Some writers have a reputation that doesn’t quite fit their style. One aspect of the work gets exaggerated, especially in the eyes of those ill-acquainted with their writing. In my mind, one of those is Joe Abercrombie.
Don’t get me wrong, Abercrombie is no victim of misrepresentation here. Having embraced the title of Lord Grimdark, and the twitter handle to match it, he’s become the figurehead for a particularly dark style of fantasy. It’s a gritty, muscular, action-packed sort of darkness, rather than the angst of goths, vampire novels, and urban fantasy. But I imagine that the very label “grimdark” puts some people off.

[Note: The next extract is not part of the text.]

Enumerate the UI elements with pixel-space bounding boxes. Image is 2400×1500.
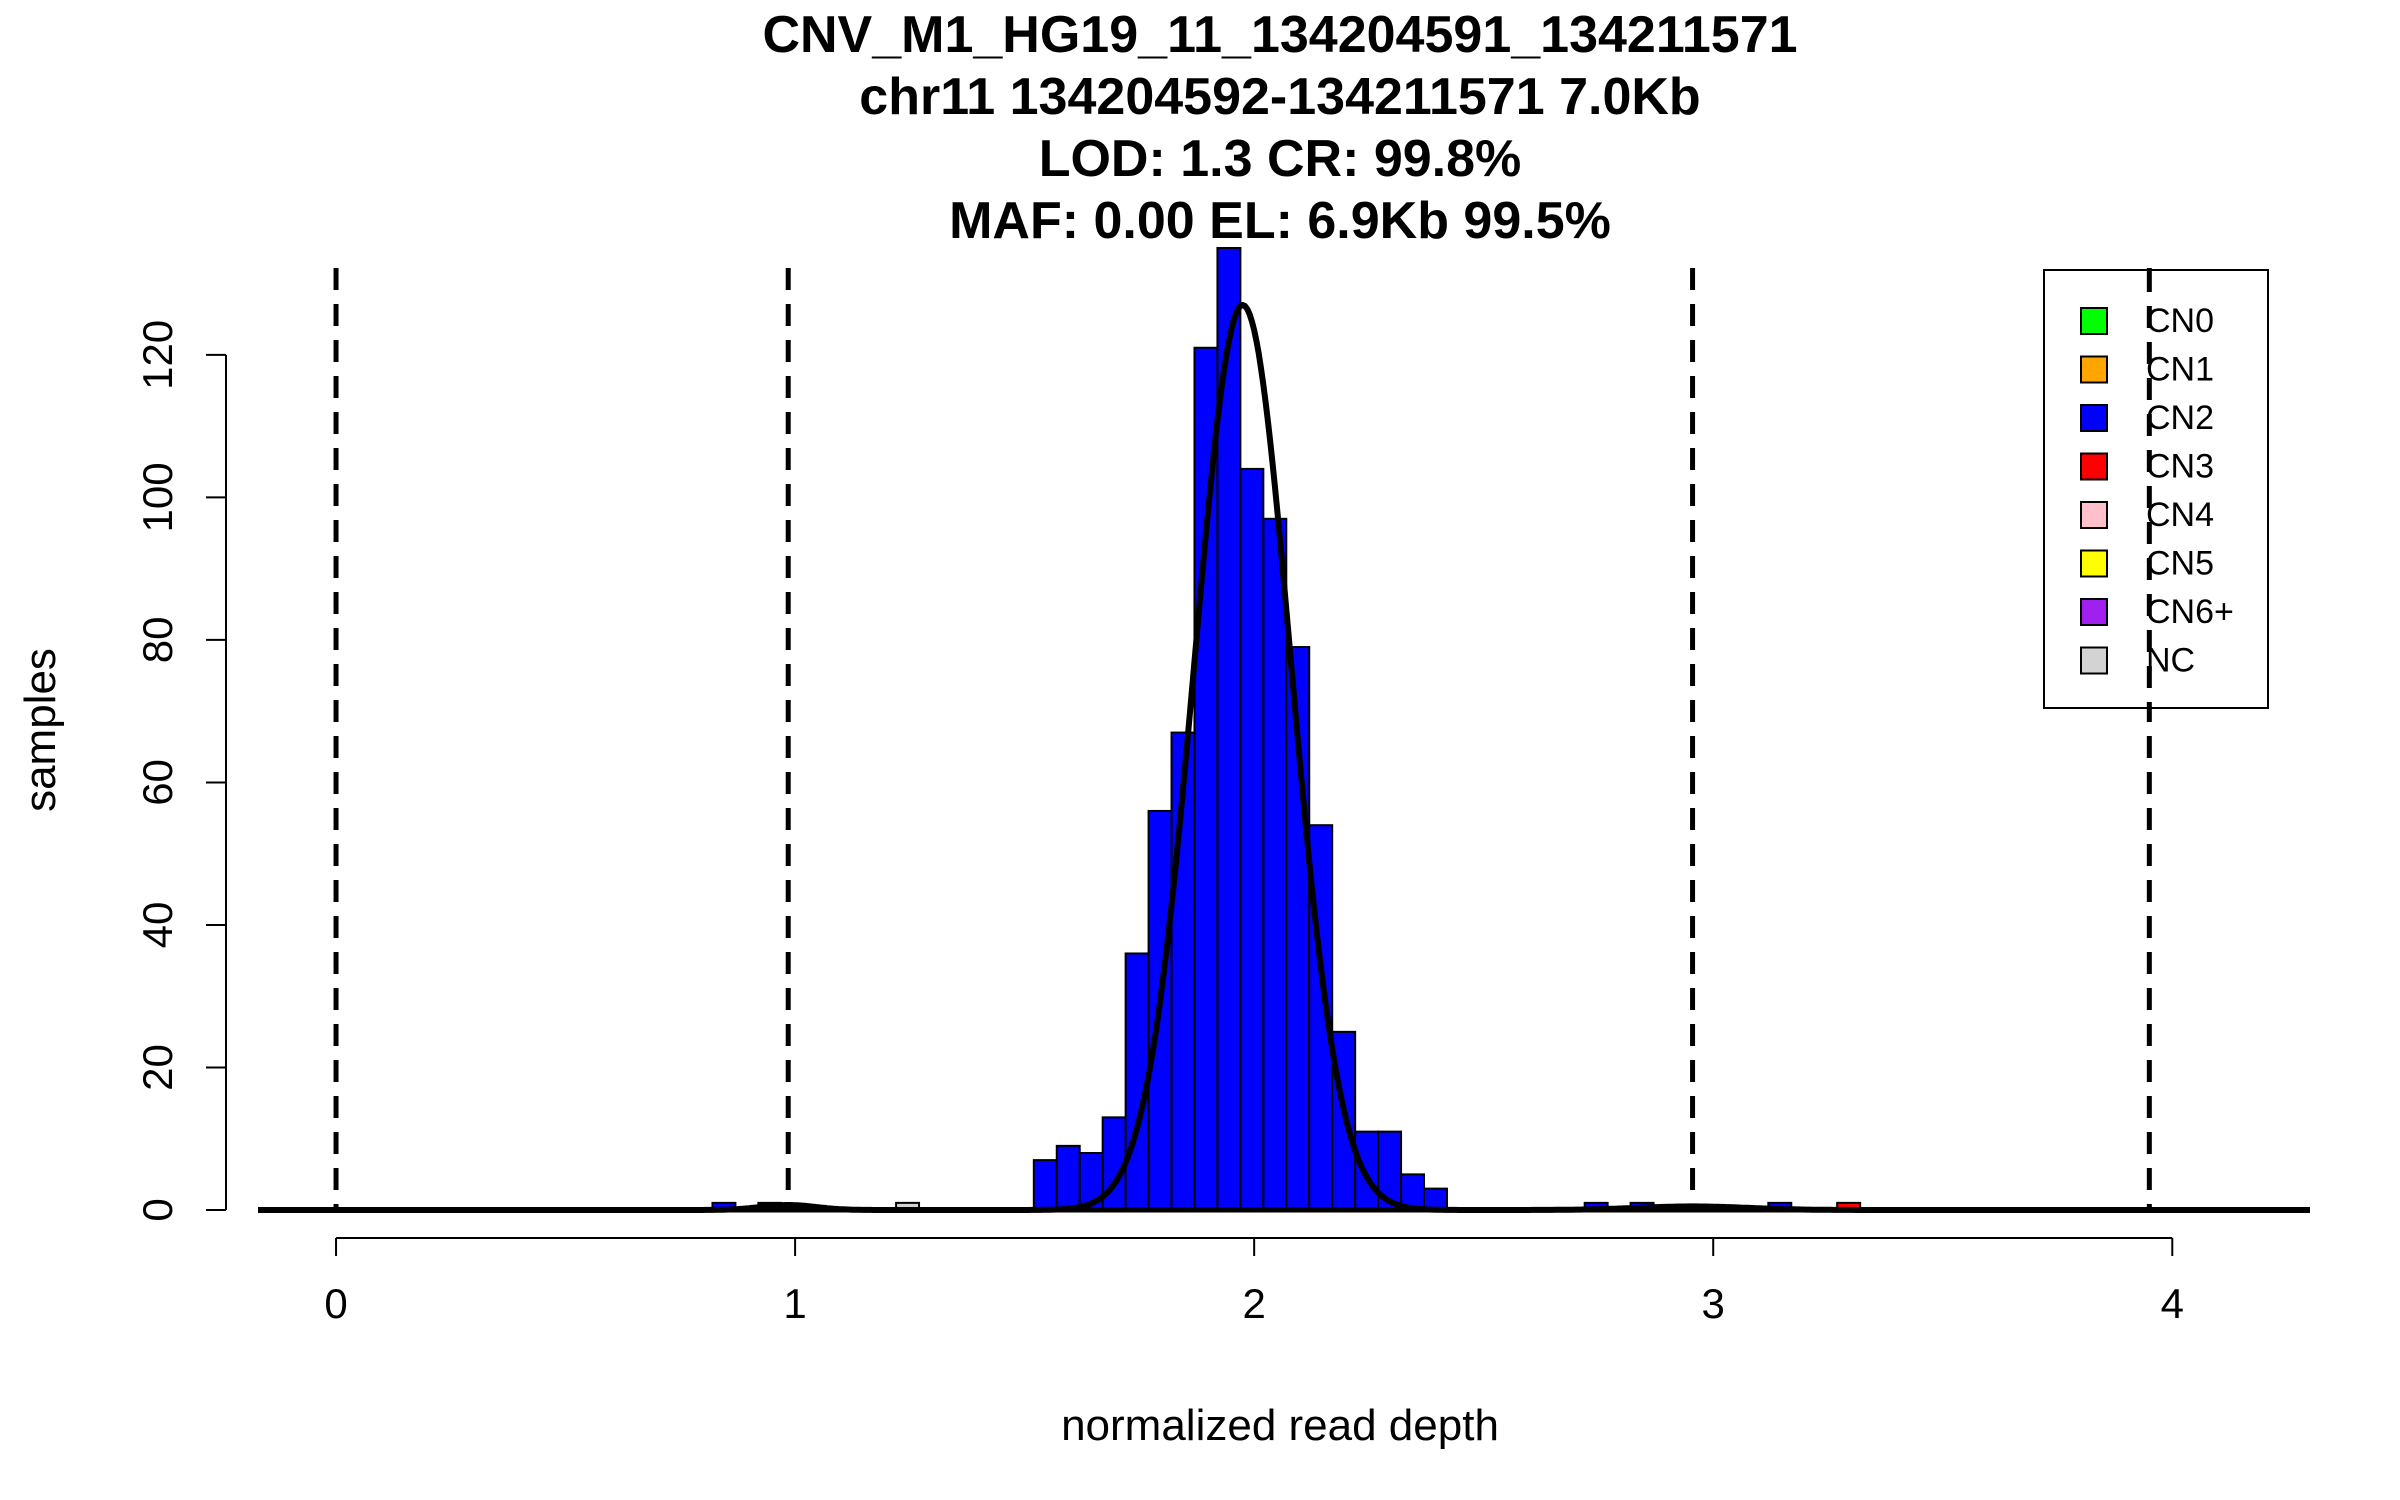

Yet there’s a wonderful humour to Abercrombie’s work. Reading his short story collection Sharp Ends has reminded me of this. Little details, from thugs discussing architecture to one-liners in fights, round out the world and its characters. As a reader, I’m never left drowning beneath the sea of sorrow that “grim” and “dark” imply. This is all about the black humour.
It shouldn’t be a surprise. The phrase “grimdark” originally applied to Games Workshop’s Warhammer 40,000 universe, whose catchphrase referred to the “grim darkness” of the future. Like Abercrombie, GW created a setting of darkness so exaggerated it can sometimes become cartoonish. Humour and hideousness are inseparably intertwined. Characters and places become over-the-top in an entertaining way. The pleasure of reading them comes from smiling at the absurd side even as you prepare for a serious moment to follow.
Like the spaghetti westerns he paid tribute to in Red Country, Abercrombie creates stories that are somehow both grounded and mythologising, humourous and serious. Their very existence undermines the false divides we try to set between these things, splitting our world into black and white. It’s damn fine stuff, to which I find myself returning over and again.
But then, what should we expect from such a self-mocking title as Lord Grimdark?